The details of franchise law get even more complicated when you factor in franchise law for the state where the franchise buyer resides and does business. This can get pretty complicated if you begin to sell franchises in many states. The anti gets upped even more when you take your franchise empire international. You want a franchise lawyer who knows how to deal with the many layers of franchise law each step of the way. If you get that kind of help and you do all you can to understand franchise law in your daily dealings with your vast army of franchise owners, the results can be very rewarding indeed.
The franchise offering circular is required by law to be sent to your franchise applicants because it discloses everything they need to know before buying a franchise in your business.
July 7, 2011 by Fran
Filed under Franchise Articles
The franchise offering circular is one of two or three franchise documents that make up the foundation of any great franchise relationship you will build. When a potential franchise owner begins to poke around and sends up signals that he or she might be ready to buy into your business, the most important thing that can happen is to bring them up to speed with who you are, how they should get jump through the right hoops of buying a franchise and what life will be like when they are a full fledged member of your franchising community.
The franchise offering circular has gone through a lot of evolution in the last few years. It is a standardized format because it is a document that you are required to send to a new franchise owner within the last few weeks before the deal is done. It is also a document that can get quite bulky because there are 23 different areas of disclosure that you have to cover when organizing a franchise offering circular to send it out to your future partners in money making.
That evolution has been so dramatic that the name of the franchise offering circular has gone through change as well. These days it is most commonly referred to as the franchise disclosure document or FDD for short. The name change is worth tucking away in your memory banks because when the FTC begins to ask questions about your FDD so they can give you the nod to keep your franchise momentum going, it is good to know what they are talking about.
The name change from franchise offering circular to franchise discloser document puts the emphasis on an important word – disclosure.
For once, the government pencil pushers came up with a pretty good name change for the franchise offering circular. For one thing, this disclosure document is far from a circular. When we think of a circular, we think of that 5 page advertisement that you get from the grocery store that lists the specials of the week each Wednesday. The franchise offering circular, or the FDD as we call it in these modern times will commonly get to a very impressive size. Some complicated versions of the franchise offering circular have gotten as big as 500 pages long.

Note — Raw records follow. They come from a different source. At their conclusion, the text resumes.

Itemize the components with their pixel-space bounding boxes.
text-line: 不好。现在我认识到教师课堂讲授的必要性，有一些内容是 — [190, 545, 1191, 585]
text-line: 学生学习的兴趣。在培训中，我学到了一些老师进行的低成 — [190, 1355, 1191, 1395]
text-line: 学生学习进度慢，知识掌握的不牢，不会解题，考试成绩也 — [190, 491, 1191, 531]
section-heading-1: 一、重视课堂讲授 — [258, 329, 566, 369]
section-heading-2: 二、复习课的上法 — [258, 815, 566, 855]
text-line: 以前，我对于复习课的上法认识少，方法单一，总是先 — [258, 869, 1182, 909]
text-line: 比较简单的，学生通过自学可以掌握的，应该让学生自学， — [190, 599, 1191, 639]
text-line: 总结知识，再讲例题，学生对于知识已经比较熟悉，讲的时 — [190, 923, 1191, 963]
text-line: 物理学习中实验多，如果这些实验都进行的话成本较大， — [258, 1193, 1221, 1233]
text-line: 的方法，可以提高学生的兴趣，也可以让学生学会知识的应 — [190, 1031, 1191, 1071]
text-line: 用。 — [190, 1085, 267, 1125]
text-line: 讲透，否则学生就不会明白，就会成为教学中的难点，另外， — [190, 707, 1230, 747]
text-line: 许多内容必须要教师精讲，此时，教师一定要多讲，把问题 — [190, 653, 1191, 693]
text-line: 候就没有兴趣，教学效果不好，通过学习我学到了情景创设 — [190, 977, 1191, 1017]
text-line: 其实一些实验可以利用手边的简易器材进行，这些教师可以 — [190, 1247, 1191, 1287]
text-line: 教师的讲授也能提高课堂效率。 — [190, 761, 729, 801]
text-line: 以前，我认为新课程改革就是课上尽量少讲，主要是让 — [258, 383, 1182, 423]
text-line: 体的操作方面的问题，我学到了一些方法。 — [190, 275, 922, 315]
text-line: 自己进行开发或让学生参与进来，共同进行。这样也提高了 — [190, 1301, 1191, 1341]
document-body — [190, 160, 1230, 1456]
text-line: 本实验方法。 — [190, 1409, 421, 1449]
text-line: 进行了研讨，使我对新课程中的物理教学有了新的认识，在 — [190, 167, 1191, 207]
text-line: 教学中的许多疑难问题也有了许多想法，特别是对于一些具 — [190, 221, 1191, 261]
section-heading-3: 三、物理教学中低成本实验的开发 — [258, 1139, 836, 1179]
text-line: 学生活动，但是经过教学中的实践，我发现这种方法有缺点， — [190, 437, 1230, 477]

If you think putting together the franchise offering circular is a chore for you, think about the future franchise owner getting that encyclopedia of franchising in the mail. As a disclosure document, they are expected to be aware of everything you are disclosing to them in the franchise offering circular. When they sit down to sign that franchise agreement and make this new partnership a formal affair, there is no saying they were not informed. So you make sure you pour your heart out in that franchise offering circular so if there are any questions or disputes once the franchise is open and money is being made, you can always point to that disclosure document and say, “Hey it is all right there in black and white for anyone to see.”